Some small- and medium-sized business owners are feeling uneasy about the possibilities for changes in the tax code looming on the horizon. “The success of the economy comes from the success of businesses of all sizes and structures. Not enough attention is paid to pass-through entities, period,” says Ray Monteleone, founding partner of Paladin Global Partners, a business consulting firm in Fort Lauderdale, Fla., that has two partners and four employees, and is set up as a partnership.
Monteleone says he also fears that rather than overhauling and simplifying the tax code, Congress will make piecemeal changes that will only increase the complexities. “Complexity is basically an indirect tax,” Monteleone says. “If I have to pay an advisor, attorney, CPA, or consultant to sort through everything, my outflow of cash still goes up. Instead of paying Uncles Sam I’m paying someone else.”
The main benefit of a pass-through is that it avoids the double taxation that C corporations must contend with. C corporations get taxed on income, and then -- when that money is distributed in dividends to shareholders -- it is taxed again.

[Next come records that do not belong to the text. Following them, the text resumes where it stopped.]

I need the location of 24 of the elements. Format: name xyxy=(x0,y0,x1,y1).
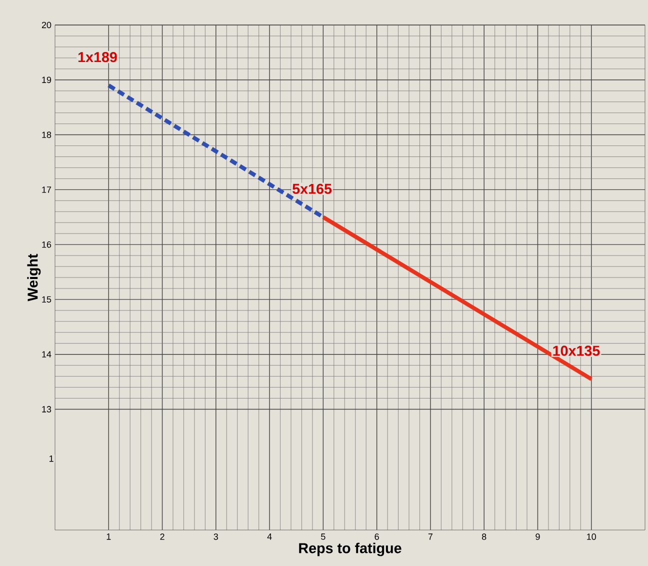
y-tick-label: 20 xyxy=(42,22,52,28)
y-axis-title: Weight xyxy=(27,254,41,302)
x-tick-label: 9 xyxy=(536,534,540,540)
x-tick-label: 7 xyxy=(428,534,432,540)
x-tick-label: 1 xyxy=(106,534,111,540)
x-tick-label: 10 xyxy=(587,534,596,540)
text: 1 xyxy=(50,456,54,462)
y-tick-label: 14 xyxy=(42,351,52,358)
y-tick-label: 13 xyxy=(42,406,52,412)
x-axis-title: Reps to fatigue xyxy=(299,542,402,556)
annotation: 5x165 xyxy=(292,184,332,194)
y-tick-label: 17 xyxy=(42,186,52,193)
x-tick-label: 2 xyxy=(160,534,164,540)
x-tick-label: 5 xyxy=(321,534,326,540)
annotation: 1x189 xyxy=(78,52,117,62)
y-tick-label: 16 xyxy=(42,241,52,248)
annotation: 10x135 xyxy=(553,346,600,356)
y-tick-label: 15 xyxy=(42,296,52,303)
x-tick-label: 4 xyxy=(267,534,272,540)
y-tick-label: 19 xyxy=(42,76,52,84)
x-tick-label: 8 xyxy=(482,534,486,540)
y-tick-label: 18 xyxy=(42,132,52,138)
x-tick-label: 3 xyxy=(214,534,218,540)
x-tick-label: 6 xyxy=(374,534,379,540)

“Many tax experts say that as lawmakers address the corporate tax code, they must also address the flaws in rules on pass-through entities. For example, it used to be that only small businesses with no more than 10 shareholders were able to be pass-throughs. But rules were relaxed through the 1990s and now the structure is possible for companies with up to 100 shareholders.

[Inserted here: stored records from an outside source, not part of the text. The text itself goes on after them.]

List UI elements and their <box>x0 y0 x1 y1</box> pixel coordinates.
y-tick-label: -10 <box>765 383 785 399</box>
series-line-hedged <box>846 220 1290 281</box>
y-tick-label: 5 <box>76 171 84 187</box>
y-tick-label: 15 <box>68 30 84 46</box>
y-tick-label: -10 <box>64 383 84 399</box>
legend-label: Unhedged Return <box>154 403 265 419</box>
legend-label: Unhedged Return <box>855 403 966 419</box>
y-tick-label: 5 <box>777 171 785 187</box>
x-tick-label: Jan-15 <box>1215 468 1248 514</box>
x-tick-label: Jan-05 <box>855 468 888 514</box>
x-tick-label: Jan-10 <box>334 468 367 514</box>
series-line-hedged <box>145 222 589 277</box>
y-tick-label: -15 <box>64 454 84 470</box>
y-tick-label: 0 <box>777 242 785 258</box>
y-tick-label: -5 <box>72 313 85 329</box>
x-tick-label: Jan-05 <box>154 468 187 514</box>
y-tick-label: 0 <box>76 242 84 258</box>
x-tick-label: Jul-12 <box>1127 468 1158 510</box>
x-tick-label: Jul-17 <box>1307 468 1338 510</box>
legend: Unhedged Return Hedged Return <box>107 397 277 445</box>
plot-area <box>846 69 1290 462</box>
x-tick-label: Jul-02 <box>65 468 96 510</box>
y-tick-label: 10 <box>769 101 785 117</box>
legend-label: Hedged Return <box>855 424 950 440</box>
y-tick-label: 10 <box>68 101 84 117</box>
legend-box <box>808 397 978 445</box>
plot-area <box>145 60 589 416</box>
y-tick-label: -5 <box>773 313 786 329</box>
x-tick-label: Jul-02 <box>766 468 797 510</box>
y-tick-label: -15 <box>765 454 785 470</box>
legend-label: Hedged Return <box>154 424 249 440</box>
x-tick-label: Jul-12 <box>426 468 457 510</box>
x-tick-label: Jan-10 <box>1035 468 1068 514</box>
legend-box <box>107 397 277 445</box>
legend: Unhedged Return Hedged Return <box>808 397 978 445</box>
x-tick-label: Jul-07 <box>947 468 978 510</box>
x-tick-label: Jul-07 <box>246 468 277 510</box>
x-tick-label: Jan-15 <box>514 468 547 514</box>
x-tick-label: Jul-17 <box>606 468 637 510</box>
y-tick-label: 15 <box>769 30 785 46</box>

This is not only a departure from the original purpose of the pass-through entity – to help small businesses compete – it upends the level paying field for larger pass-throughs and their public competitors.
“Owners of a corporation who are also shareholders are paying tax at 35 percent, then getting dividends and capital gains out at 15 percent. Why is it okay for their competitor with partners to be taxed at the owners’ income tax bracket and never pay anything more?” asks Clint Stretch, director of legislative affairs at Deloitte & Touche.
Early this year, Obama raised the idea of taxing any firm with more than $50 million in revenues as a C corporation, “but there’s no conversation about that now,” Stretch says.
Another knock on the pass-through structure is that it invites fraud that is difficult for the Internal Revenue Service to detect. By underreporting income and overstating deductions, the IRS estimates that S corporations, partnerships and other pass-throughs account for $22 billion of uncollected taxes each year. Clearly lawmakers have some delicate work to do, to not only reform the system, but keep it fair.
During a June hearing before the House Ways and Means Committee, Rep. Sander Levin, D-Mich., the ranking member, said that in corporate tax reform, “the inevitable consequence is a shifting of the burden of the current level of taxation, and there will be winners and losers.”
Maybe so, but let’s hope lawmakers can minimize the imbalance for the sake of raising levels of employment and getting the economy back on track.